Reliable. Driven. Resilient. But lately... something feels off. And no one can tell — because you're still delivering. This is what I call silent burnout — the kind high performers experience when they’re “functioning” on the outside, but slowly draining on the inside. It doesn't show up as dramatic breakdowns. 
It shows up in micro-moments that are easy to ignore. If you’re in leadership, entrepreneurship, or managing big responsibilities — you’ll relate to this: 12 subtle signs of silent burnout that sneak in but grow quickly if ignored: 1. Constant fatigue, but can't shut off.
You’re tired and restless. Even sleep doesn’t reset you.

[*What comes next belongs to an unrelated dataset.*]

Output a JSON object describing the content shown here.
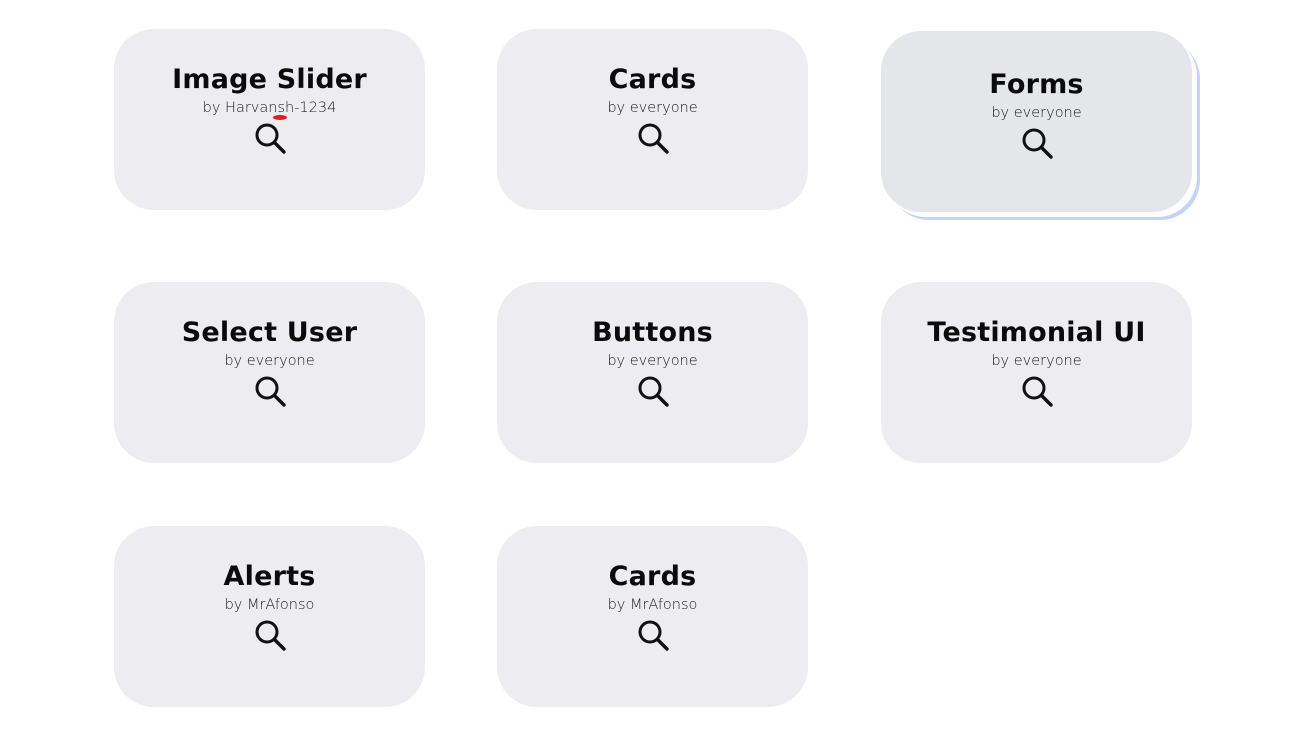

 2. Mental fog during meetings.
You’re present, but not fully there.
 3. Low-grade irritability.
Little things feel bigger than they are.
 4. More scrolling, less satisfaction.
You keep reaching for your phone, but it doesn’t make you feel better.

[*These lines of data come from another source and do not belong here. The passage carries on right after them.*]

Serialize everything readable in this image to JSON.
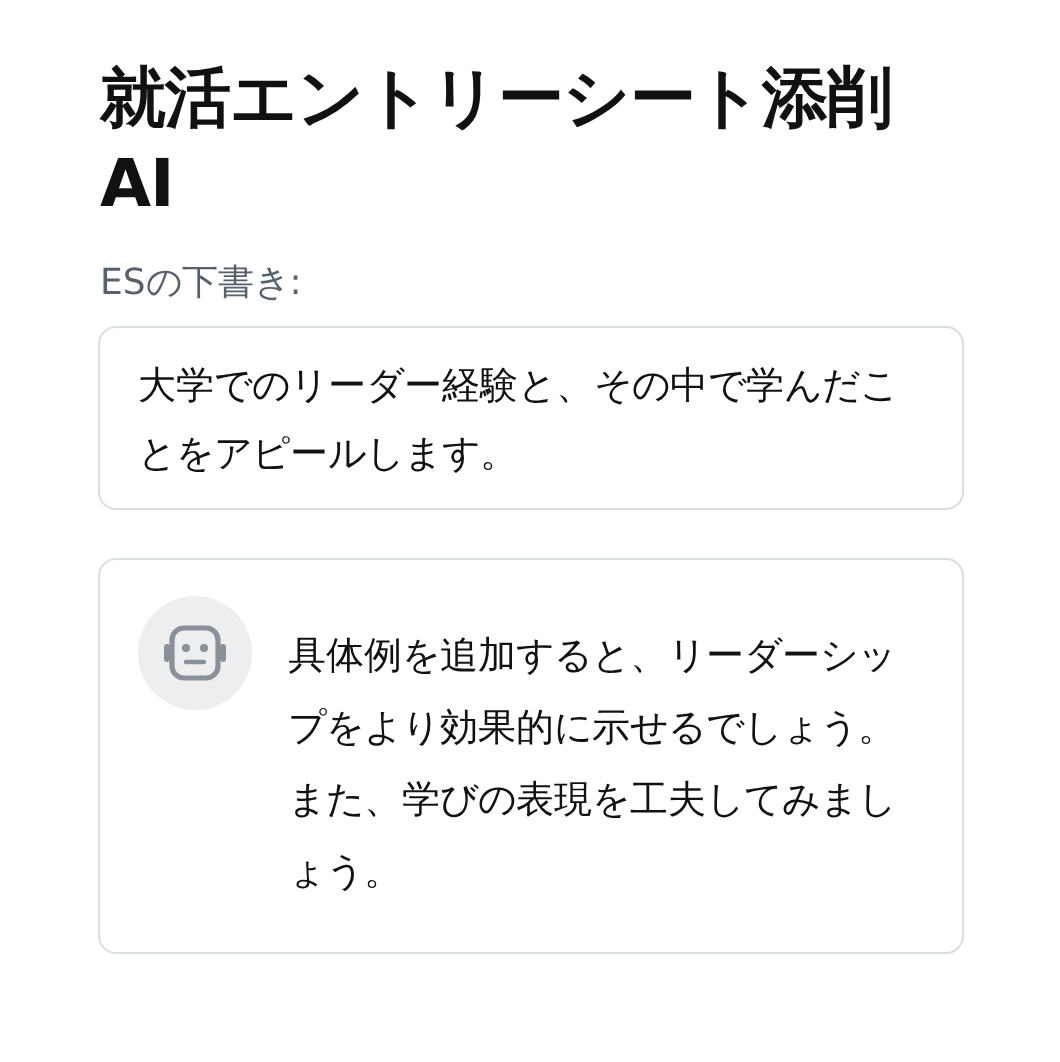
{
  "title": "就活エントリーシート添削AI",
  "draft": {
    "label": "ESの下書き:",
    "value": "大学でのリーダー経験と、その中で学んだことをアピールします。"
  },
  "feedback": {
    "text": "具体例を追加すると、リーダーシップをより効果的に示せるでしょう。また、学びの表現を工夫してみましょう。"
  }
}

 5. Guilt around taking breaks.
You feel you haven’t earned rest.
 6. Loss of joy in achievements.
Wins feel flat. The high fades fast.
 7. High output, low presence.
You’re productive, but disconnected.
 8. Avoidance of important conversations.
Emotional bandwidth? Barely there.
 9. Increased self-doubt.
You second-guess things you’d usually decide on in minutes.

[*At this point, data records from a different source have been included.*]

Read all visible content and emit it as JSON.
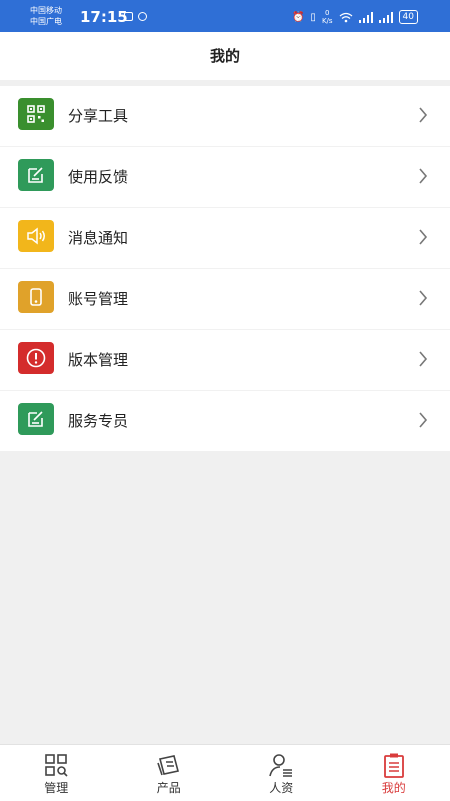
{
  "status_bar": {
    "carrier_1": "中国移动",
    "carrier_2": "中国广电",
    "time": "17:15",
    "net_speed_value": "0",
    "net_speed_unit": "K/s",
    "battery": "40"
  },
  "header": {
    "title": "我的"
  },
  "menu": {
    "items": [
      {
        "label": "分享工具",
        "icon": "qr-code-icon",
        "color": "#3a8f2e"
      },
      {
        "label": "使用反馈",
        "icon": "edit-note-icon",
        "color": "#2f9a5a"
      },
      {
        "label": "消息通知",
        "icon": "speaker-icon",
        "color": "#f2b61b"
      },
      {
        "label": "账号管理",
        "icon": "phone-icon",
        "color": "#e0a22a"
      },
      {
        "label": "版本管理",
        "icon": "alert-icon",
        "color": "#d42c2c"
      },
      {
        "label": "服务专员",
        "icon": "edit-note-icon",
        "color": "#2f9a5a"
      }
    ]
  },
  "tabbar": {
    "tabs": [
      {
        "label": "管理",
        "icon": "grid-search-icon",
        "active": false
      },
      {
        "label": "产品",
        "icon": "product-icon",
        "active": false
      },
      {
        "label": "人资",
        "icon": "person-list-icon",
        "active": false
      },
      {
        "label": "我的",
        "icon": "clipboard-icon",
        "active": true
      }
    ],
    "active_color": "#d93b3b"
  }
}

 10. Relationships feel draining.
Even the ones that usually uplift you.
 11. Desire to unplug from everything.
You fantasize about escape—not vacations, but relief.
 12. Doing “everything right” but feeling off-track.
Success outside, imbalance inside. These are not just signs of stress. 
They’re your nervous system whispering: something needs to change. And the earlier you catch this, the easier it is to recover. That’s why I created the Silent Burnout Scorecard — a 3-minute self-check to spot the invisible signs and regain clarity. → Private.
→ Actionable.
→ Created for high achievers who don’t have time for burnout. Link is in the comments below. Awareness is the first step to sustainable performance. 
Not hustle. Not pushing through. 
But noticing — and taking responsibility early. Because leadership isn’t just what you do. 
It’s how you lead yourself back to balance.